Patients with severe conditions, fever, or those who are elderly and weak should rest in bed, avoid smoking, drink plenty of water, and ensure indoor air circulation. For fever and headache, antipyretic and analgesic tablets such as compound formula aspirin or pain relief tablets can be taken orally. For sore throat, anti-inflammatory throat lozenges can be used, and local nebulization treatment can be applied. For stuffy nose and runny nose, 1% Ephedrine nasal drops can be used.

2. Antibacterial Drug Treatment

If there is a bacterial infection, appropriate antibiotics such as penicillin, erythromycin, spiramycin, or ofloxacin can be selected. Generally, antibiotics are not needed for simple viral infections.

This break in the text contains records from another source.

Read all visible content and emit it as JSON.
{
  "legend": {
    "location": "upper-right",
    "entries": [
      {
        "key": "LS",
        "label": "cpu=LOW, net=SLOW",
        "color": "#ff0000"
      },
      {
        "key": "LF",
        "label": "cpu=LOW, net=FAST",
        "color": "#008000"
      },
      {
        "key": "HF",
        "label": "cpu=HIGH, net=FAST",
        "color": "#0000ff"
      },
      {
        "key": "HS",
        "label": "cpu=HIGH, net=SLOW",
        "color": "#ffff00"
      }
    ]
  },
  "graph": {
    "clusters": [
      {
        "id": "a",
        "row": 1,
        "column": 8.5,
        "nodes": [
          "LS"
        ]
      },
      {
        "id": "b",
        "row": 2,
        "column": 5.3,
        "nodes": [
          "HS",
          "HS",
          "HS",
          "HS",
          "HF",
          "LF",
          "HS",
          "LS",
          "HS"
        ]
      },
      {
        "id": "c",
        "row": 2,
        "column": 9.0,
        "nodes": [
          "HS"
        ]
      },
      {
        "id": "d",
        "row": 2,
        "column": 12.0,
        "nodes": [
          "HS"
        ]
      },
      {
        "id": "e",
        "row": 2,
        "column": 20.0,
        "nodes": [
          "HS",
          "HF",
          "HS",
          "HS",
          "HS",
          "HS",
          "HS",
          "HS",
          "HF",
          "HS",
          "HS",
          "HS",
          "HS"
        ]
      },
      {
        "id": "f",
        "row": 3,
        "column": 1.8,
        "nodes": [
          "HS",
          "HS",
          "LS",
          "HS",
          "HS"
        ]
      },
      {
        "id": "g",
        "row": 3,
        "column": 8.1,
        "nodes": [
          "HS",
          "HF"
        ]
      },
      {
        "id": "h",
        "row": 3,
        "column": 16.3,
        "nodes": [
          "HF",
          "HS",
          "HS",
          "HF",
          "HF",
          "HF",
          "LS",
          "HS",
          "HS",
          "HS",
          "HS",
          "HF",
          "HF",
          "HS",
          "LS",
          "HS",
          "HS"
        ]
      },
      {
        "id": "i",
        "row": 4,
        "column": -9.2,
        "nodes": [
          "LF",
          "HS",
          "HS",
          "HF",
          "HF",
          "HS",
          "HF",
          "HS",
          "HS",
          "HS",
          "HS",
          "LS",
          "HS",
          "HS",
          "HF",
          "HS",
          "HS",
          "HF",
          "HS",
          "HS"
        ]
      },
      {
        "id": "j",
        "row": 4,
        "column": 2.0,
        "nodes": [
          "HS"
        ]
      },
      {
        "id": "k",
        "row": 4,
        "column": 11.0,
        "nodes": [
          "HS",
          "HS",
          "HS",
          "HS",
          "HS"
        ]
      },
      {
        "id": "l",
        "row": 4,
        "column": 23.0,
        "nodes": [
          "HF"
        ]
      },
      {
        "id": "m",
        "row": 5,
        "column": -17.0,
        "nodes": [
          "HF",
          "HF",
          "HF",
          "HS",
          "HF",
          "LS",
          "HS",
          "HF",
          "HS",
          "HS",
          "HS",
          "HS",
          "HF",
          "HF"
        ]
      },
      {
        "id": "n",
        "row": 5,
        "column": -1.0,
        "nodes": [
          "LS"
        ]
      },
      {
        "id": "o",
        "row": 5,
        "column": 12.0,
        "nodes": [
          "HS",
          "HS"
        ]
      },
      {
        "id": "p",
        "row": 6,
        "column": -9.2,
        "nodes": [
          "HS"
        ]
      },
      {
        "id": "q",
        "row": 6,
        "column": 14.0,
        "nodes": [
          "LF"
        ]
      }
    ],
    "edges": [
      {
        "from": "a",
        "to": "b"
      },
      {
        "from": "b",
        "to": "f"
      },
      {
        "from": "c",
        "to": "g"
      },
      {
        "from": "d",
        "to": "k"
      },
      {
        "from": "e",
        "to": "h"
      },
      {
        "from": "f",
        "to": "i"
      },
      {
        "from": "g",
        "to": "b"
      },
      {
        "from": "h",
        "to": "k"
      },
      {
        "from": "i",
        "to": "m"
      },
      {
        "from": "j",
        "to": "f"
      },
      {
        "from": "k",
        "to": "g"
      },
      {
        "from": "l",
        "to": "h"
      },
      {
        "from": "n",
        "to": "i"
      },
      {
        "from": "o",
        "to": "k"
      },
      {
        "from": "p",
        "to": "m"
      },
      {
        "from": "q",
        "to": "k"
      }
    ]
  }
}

Chemotherapy for viral infections is not yet mature. Moroxydine (ABOB) has some efficacy against influenza and respiratory viruses. Vidarabine has some effect on adenovirus infections. Rifampin can selectively inhibit viral RNA polymerase and has some efficacy against influenza and adenoviruses. In recent years, a synthetic and potent interferon inducer—polyinosinic-polycytidylic acid (poly I:C)—has been discovered, which can induce the production of interferon in the human body and inhibit viral replication.

3. Chinese Medicine Treatment

The use of Chinese patent drugs or the principle of pattern identification and treatment has unique advantages for upper respiratory tract infections.

bubble_chart Prevention

Enhancing the body's own disease resistance is the best way to prevent acute upper respiratory infections. This includes adhering to regular and appropriate physical exercise, persisting with cold water baths to improve the body's ability to prevent diseases and adapt to cold, ensuring proper cold protection to avoid triggers of illness, maintaining a regular lifestyle, avoiding overwork especially excessive work at night, and paying attention to the isolation of respiratory patients to prevent cross-infection.

bubble_chart Complications

Acute sinusitis, otitis media, and tracheobronchitis may occur concurrently. Some patients may develop Bi disease, glomerulonephritis, myocarditis, and other conditions.

bubble_chart Differentiation

1. Allergic Rhinitis

Clinically resembles the "common cold," but differs in its sudden onset, nasal itching, frequent sneezing, and clear nasal discharge. The episodes are related to sudden changes in the environment or temperature, and can sometimes be triggered by unusual odors. Recovery occurs within a few minutes to 1-2 hours. Examination: The nasal mucosa appears pale and edematous, and a smear of nasal secretions shows an increase in eosinophils.

2. Epidemic Common Cold

Often has a clear epidemic pattern. The onset is sudden, with severe systemic symptoms such as high fever, body aches, and significant conjunctival inflammation, but milder nasopharyngeal symptoms. A smear of mucosal epithelial cells from the patient's nasal wash, stained with fluorescent-labeled influenza virus immune serum and examined under a fluorescence microscope, aids in early diagnosis. Viral isolation or serological diagnosis can also be used for differentiation.

3. Acute Pestilence Prodromal Symptoms

Diseases such as measles, poliomyelitis, and encephalitis often present with upper respiratory symptoms in their early stages. During the epidemic season or in epidemic areas, close observation and necessary laboratory tests should be conducted to differentiate these conditions.